Le Airport Rail Link (ARL), qui relie Bangkok à l’aéroport de Suvarnabhumi, pourrait connaître une période de transition délicate. Le ministre des Transports Phiphat Ratchakitprakarn a confirmé que l’opérateur privé actuel a notifié son intention de mettre fin à ses services le 30 septembre. Pour éviter toute interruption, la State Railway of Thailand (SRT) prépare plusieurs scénarios.
Une extension temporaire envisagée
La première option serait de prolonger de deux à trois mois le contrat de l’opérateur actuel, le temps d’organiser la relève. Cette solution permettrait de maintenir les trains en circulation sans perturber les milliers de passagers quotidiens.

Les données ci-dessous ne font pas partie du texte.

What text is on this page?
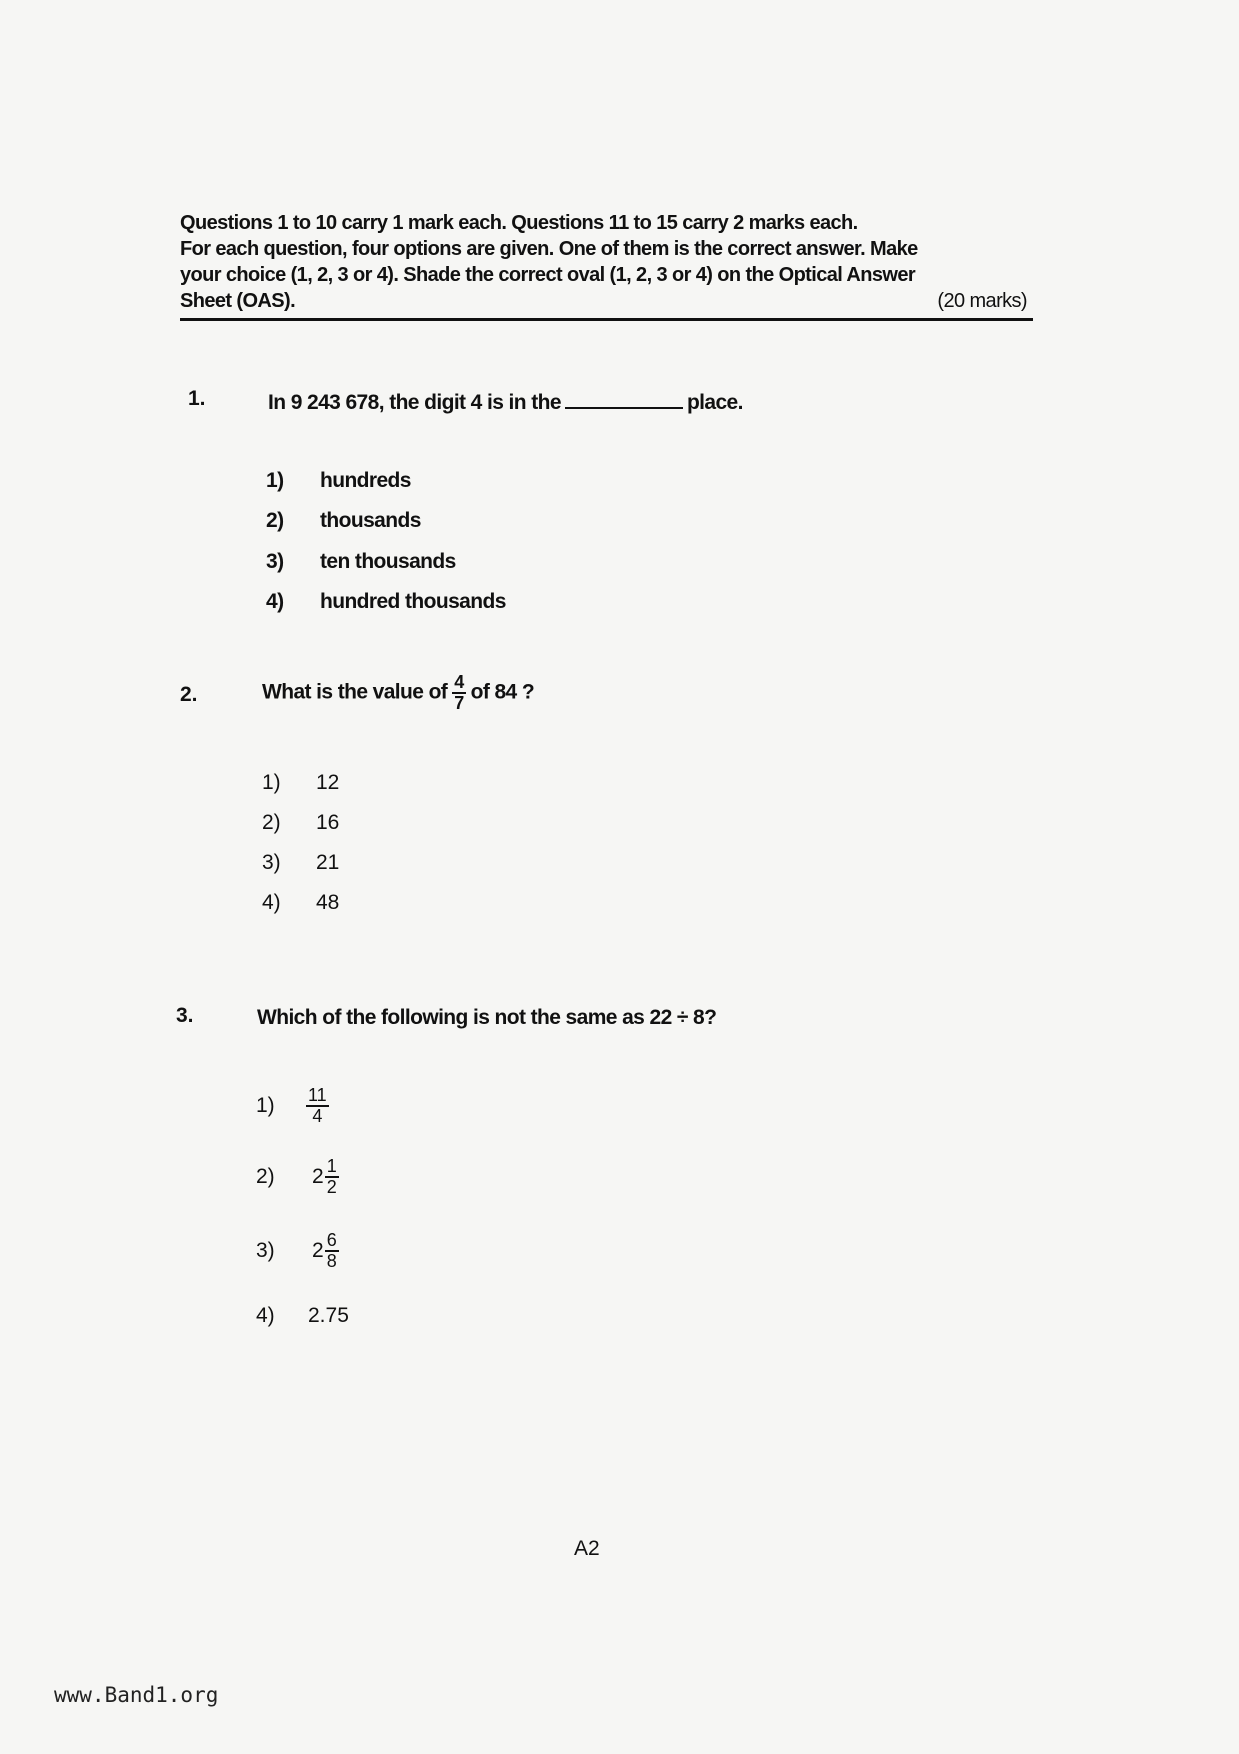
Questions 1 to 10 carry 1 mark each. Questions 11 to 15 carry 2 marks each.

For each question, four options are given. One of them is the correct answer. Make

your choice (1, 2, 3 or 4). Shade the correct oval (1, 2, 3 or 4) on the Optical Answer

Sheet (OAS).	(20 marks)
1.	In 9 243 678, the digit 4 is in the	place.
1) hundreds
2) thousands
3) ten thousands
4) hundred thousands
2.	What is the value of $\frac{4}{7}$ of 84 ?
1) 12
2) 16
3) 21
4) 48
3.	Which of the following is not the same as 22 ÷ 8?
$1) \frac{11}{4}$
2) $2 \frac{1}{2}$
3) $2 \frac{6}{8}$
4) 2.75
A2
www.Band1.org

La SRT prête à reprendre la main
Si l’opérateur confirme son retrait, la SRT affirme que sa filiale, SRT Electrified Train Company Limited (SRTET), est prête à reprendre immédiatement la gestion. Le conseil d’administration étudie aussi la possibilité d’engager une société privée pour assurer l’exploitation pendant six mois à un an, le temps de stabiliser la situation.
Un projet stratégique
Le ministre a rappelé que la SRT avait respecté ses engagements dans le cadre du projet de train à grande vitesse reliant Don Mueang, Suvarnabhumi et U‑Tapao, en transférant les terrains nécessaires au secteur privé dans les délais. Quant aux questions de rentabilité et de poursuite du projet, elles relèvent directement du comité de politique de l’Eastern Economic Corridor (EEC), sans intervention du ministère.
Un service vital pour Bangkok
L’ARL, inauguré en 2010, est devenu un maillon essentiel du réseau de transport de la capitale. Chaque jour, des milliers de voyageurs l’utilisent pour rejoindre rapidement la banlieue est et l’aéroport. Une interruption, même brève, aurait un impact majeur sur la mobilité urbaine et l’image du pays auprès des visiteurs.
Les prochains mois décisifs
La décision finale sur l’opérateur devrait intervenir rapidement. Entre prolongation temporaire, reprise par la SRTET ou recours à un prestataire privé, l’objectif reste le même : assurer la continuité du service et préparer l’intégration future du projet dans le réseau ferroviaire à grande vitesse ou à vitesse modérée.
En attendant, les passagers peuvent continuer à emprunter l’Airport Rail Link, mais l’incertitude demeure sur qui tiendra les commandes après septembre.
Ainsi, non seulement le projet de “TGV de Pattaya” paraît enterré après près de dix ans d’hésitations, mais, en plus, l’un des piliers du système de transport national se retrouve désormais fragilisé.